Tragué saliva para deshacer el nudo en mi garganta, y agradecí secretamente a la máscara y a la noche que cubrieran mi rostro nervioso y asustado. Aún así, hablé con seguridad.
-Señora, creemos que Reyas caerá muy desanimada tras la muerte de nuestro soberano, el conde Artock –recité de memoria las palabras que me había preparado le noche anterior-. Por eso, creo que ha llegado la hora de abandonar las pequeñas incursiones que hemos estado realizando y atacar con una acción más… ofensiva.
Ibis se inclinó hacia delante, expectante.
-¿Y cuál es, pues, vuestra idea de “acción ofensiva”? –preguntó.
-Ratas –murmuré simplemente.
Mi respuesta pareció sorprender a mi interlocutor, pues se irguió y musitó con innegable tono de sorpresa:
-¿Ratas?
Asentí con la cabeza.
-Las cosechas de los aldeanos han sido quemadas, destrozadas o, en la mayoría de casos, robadas para servir de víveres de los Dormidos. Y ya que nuestro pueblo pasa hambre, que así sea para los invasores.

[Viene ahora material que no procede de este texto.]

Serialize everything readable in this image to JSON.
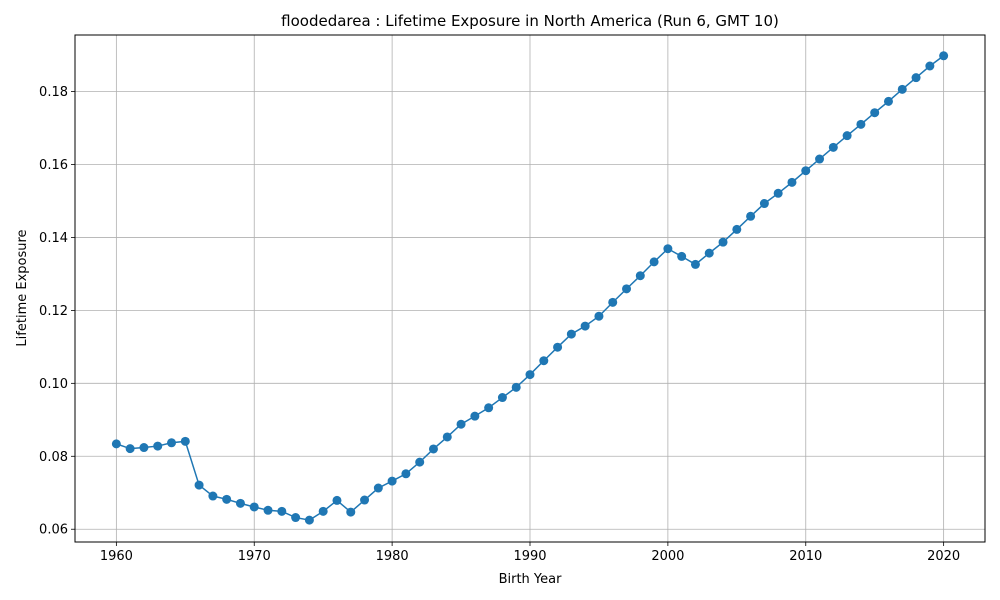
{
  "chart_data": {
    "type": "line",
    "title": "floodedarea : Lifetime Exposure in North America (Run 6, GMT 10)",
    "xlabel": "Birth Year",
    "ylabel": "Lifetime Exposure",
    "xlim": [
      1957,
      2023
    ],
    "ylim": [
      0.0565,
      0.1955
    ],
    "xticks": [
      1960,
      1970,
      1980,
      1990,
      2000,
      2010,
      2020
    ],
    "yticks": [
      0.06,
      0.08,
      0.1,
      0.12,
      0.14,
      0.16,
      0.18
    ],
    "ytick_labels": [
      "0.06",
      "0.08",
      "0.10",
      "0.12",
      "0.14",
      "0.16",
      "0.18"
    ],
    "grid": true,
    "color": "#1f77b4",
    "series": [
      {
        "name": "Lifetime Exposure",
        "x": [
          1960,
          1961,
          1962,
          1963,
          1964,
          1965,
          1966,
          1967,
          1968,
          1969,
          1970,
          1971,
          1972,
          1973,
          1974,
          1975,
          1976,
          1977,
          1978,
          1979,
          1980,
          1981,
          1982,
          1983,
          1984,
          1985,
          1986,
          1987,
          1988,
          1989,
          1990,
          1991,
          1992,
          1993,
          1994,
          1995,
          1996,
          1997,
          1998,
          1999,
          2000,
          2001,
          2002,
          2003,
          2004,
          2005,
          2006,
          2007,
          2008,
          2009,
          2010,
          2011,
          2012,
          2013,
          2014,
          2015,
          2016,
          2017,
          2018,
          2019,
          2020
        ],
        "y": [
          0.0834,
          0.0821,
          0.0824,
          0.0828,
          0.0837,
          0.0841,
          0.0721,
          0.0691,
          0.0682,
          0.0671,
          0.0661,
          0.0652,
          0.0649,
          0.0632,
          0.0625,
          0.0649,
          0.0679,
          0.0647,
          0.068,
          0.0713,
          0.0732,
          0.0752,
          0.0784,
          0.082,
          0.0853,
          0.0888,
          0.091,
          0.0933,
          0.0961,
          0.0989,
          0.1024,
          0.1062,
          0.1099,
          0.1135,
          0.1157,
          0.1184,
          0.1222,
          0.1259,
          0.1295,
          0.1333,
          0.1369,
          0.1348,
          0.1326,
          0.1357,
          0.1387,
          0.1422,
          0.1458,
          0.1493,
          0.1521,
          0.1551,
          0.1583,
          0.1615,
          0.1647,
          0.1679,
          0.171,
          0.1742,
          0.1773,
          0.1806,
          0.1838,
          0.187,
          0.1898
        ]
      }
    ]
  }
}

»Le prendería fuego a los víveres, pero no sé dónde están, así que dejaré la faena en manos de estos animalillos.
Saqué de entre los pliegues de mi capa un pequeño roedor del tamaño de dos puños que movía el hocico, olisqueando el aire, curiosa, y se lo mostré a Ibis, que contemplaba la criatura, impertérrita.
-Vaya… No es lo que esperaba por ofensiva.
-Tampoco es lo que ellos esperan.
Sonreí con malicia, pero el gesto se vio ahogado por la máscara, que me hacía parecer carente de emociones.